With over 50 percent of the globe’s population living in urban areas, the Urban Conservation Treaty was created to raise awareness among city residents about the value of wildlife, especially migratory birds.
In particular, the Connecticut River is an important pathway for birds in the Atlantic Flyway that stretches along the Atlantic coast of North America. Green spaces in parks located in Hartford serve as feeding and resting spots for thousands of birds during their seasonal migrations along the Connecticut River corridor. Many more species of birds native to the region reside in Hartford’s urban green spaces, such as Keney and Pope parks, year round.
Morrison pursued the grant from the U.S. Fish and Wildlife Service in partnership with Mary Pelletier, director of Park Watershed, Inc., a Hartford-based citizens group whose mission is to cultivate clean water and healthy urban environments in the Park River watershed region.
Funds are being matched by the City of Hartford, and will be used to purchase plants, provide machinery and equipment, and provide funding for research and education of city workers and residents.
Morrison’s work takes several forms, the first of which is improving the habitat directly by creating a plant palette. “The palette will identify and contain descriptions of a suite of plants that are appropriate for this region’s soil and climate and are also useful for birds as food and shelter,” she said.
The plant palette is under development by Morrison, who is working with Trinity students to inventory what birds use Keney Park and Pope Park during different seasons.
Once Morrison and her research team record the types of birds that are using the park, they will next determine what each species requires for food and nesting. They also will identify and address hazards to birds in Hartford, including light pollution, feral cats, and windows on city buildings. Birds can become disoriented by city lights and often strike windows, sometimes fatally, when they see trees reflected in the glass.
Observation and recording data for this portion of the project is especially important during the fall and spring migration periods.
“We are recording what birds have been spotted; the time period in which they were spotted; something about their status, whether they are a migrant species or a resident; what they eat, either insects, seeds, or berries; where the birds were found, either in the trees or on the ground; and other information,” said Morrison.

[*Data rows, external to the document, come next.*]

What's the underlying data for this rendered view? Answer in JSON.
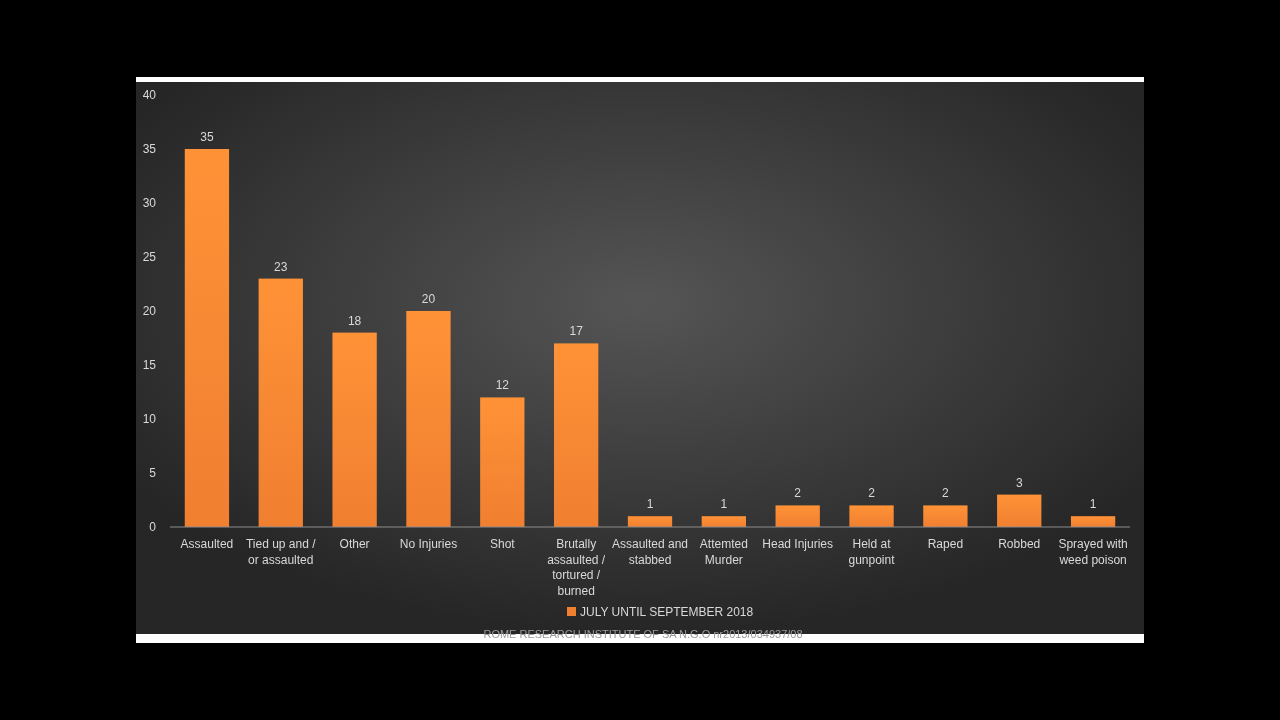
{
  "chart_data": {
    "type": "bar",
    "categories": [
      "Assaulted",
      "Tied up and / or assaulted",
      "Other",
      "No Injuries",
      "Shot",
      "Brutally assaulted / tortured / burned",
      "Assaulted and stabbed",
      "Attemted Murder",
      "Head Injuries",
      "Held at gunpoint",
      "Raped",
      "Robbed",
      "Sprayed with weed poison"
    ],
    "series": [
      {
        "name": "JULY UNTIL SEPTEMBER 2018",
        "color": "#f07f30",
        "values": [
          35,
          23,
          18,
          20,
          12,
          17,
          1,
          1,
          2,
          2,
          2,
          3,
          1
        ]
      }
    ],
    "ylim": [
      0,
      40
    ],
    "yticks": [
      0,
      5,
      10,
      15,
      20,
      25,
      30,
      35,
      40
    ],
    "grid": false,
    "legend": "bottom",
    "data_labels": true,
    "annotations": [
      "ROME RESEARCH INSTITUTE OF SA N.G.O nr2013/034937/08"
    ]
  }
}
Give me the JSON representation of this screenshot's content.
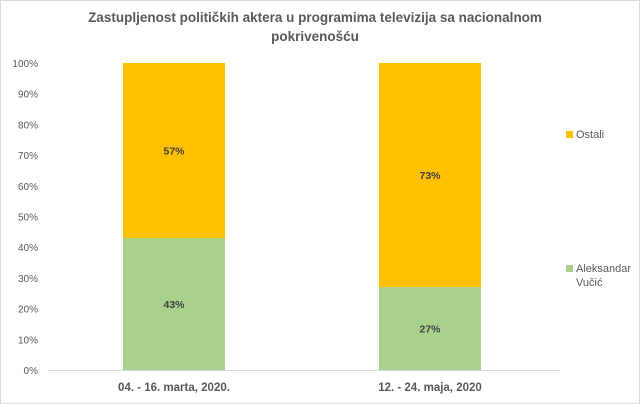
{
  "chart_data": {
    "type": "bar",
    "stacked": true,
    "percent_stacked": true,
    "title": "Zastupljenost političkih aktera u programima televizija sa nacionalnom pokrivenošću",
    "title_lines": [
      "Zastupljenost političkih aktera u programima televizija sa nacionalnom",
      "pokrivenošću"
    ],
    "xlabel": "",
    "ylabel": "",
    "categories": [
      "04. - 16. marta, 2020.",
      "12. - 24. maja, 2020"
    ],
    "series": [
      {
        "name": "Aleksandar Vučić",
        "legend_lines": [
          "Aleksandar",
          "Vučić"
        ],
        "color": "#a9d18e",
        "values": [
          43,
          27
        ],
        "labels": [
          "43%",
          "27%"
        ]
      },
      {
        "name": "Ostali",
        "legend_lines": [
          "Ostali"
        ],
        "color": "#ffc000",
        "values": [
          57,
          73
        ],
        "labels": [
          "57%",
          "73%"
        ]
      }
    ],
    "ylim": [
      0,
      100
    ],
    "yticks": [
      0,
      10,
      20,
      30,
      40,
      50,
      60,
      70,
      80,
      90,
      100
    ],
    "ytick_labels": [
      "0%",
      "10%",
      "20%",
      "30%",
      "40%",
      "50%",
      "60%",
      "70%",
      "80%",
      "90%",
      "100%"
    ],
    "grid": false,
    "legend_position": "right"
  }
}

In addition to collecting data for the plant palette, Morrison and her team at Trinity, along with Pelletier and other members of Park Watershed, Inc., the Parks & Recreation Advisory Commission, Friends of Keney Park, and Friends of Pope Park, are working with Hartford residents to provide hands-on education through planting and other park improvement efforts.
One example of this hands-on approach occurred in September during Do It Day, when Trinity students worked with Morrison, Pelletier, and the Knox Park Foundation to plant trees and shrubs around the pond in Pope Park.
Morrison is also working with three different middle schools—Mary Hooker Magnet School in Hartford, Two Rivers Middle Magnet School in East Hartford, and Illing Middle School in Manchester, CT. Students have taken field trips to wooded areas where they are able to interact with birds in the field. “The kids learn how to catch birds and how to band them, take wing measurements, and record data. Plus, we get to talk about why scientists band birds and why wildlife preservation is important,” said Morrison.
Morrison and Pelletier will have a year to monitor the updated park habitats to see how plants grew and were used by birds. After adjustments are made, the resulting plant palette will provide standards and best practices for public park maintenance going forward, as well as for businesses and residents in the region looking to their improve their campuses, industrial parks, or backyards. The palette will ultimately be available in digital and print forms and made available to the public.
“Similar projects have had success in Philadelphia, Chicago, Phoenix, Portland, and other cities across the country,” Morrison said. “When we finish the project at the end of 2013, we hope that our parks will be rejuvenated and provide improved resources for Hartford’s wildlife and its residents.”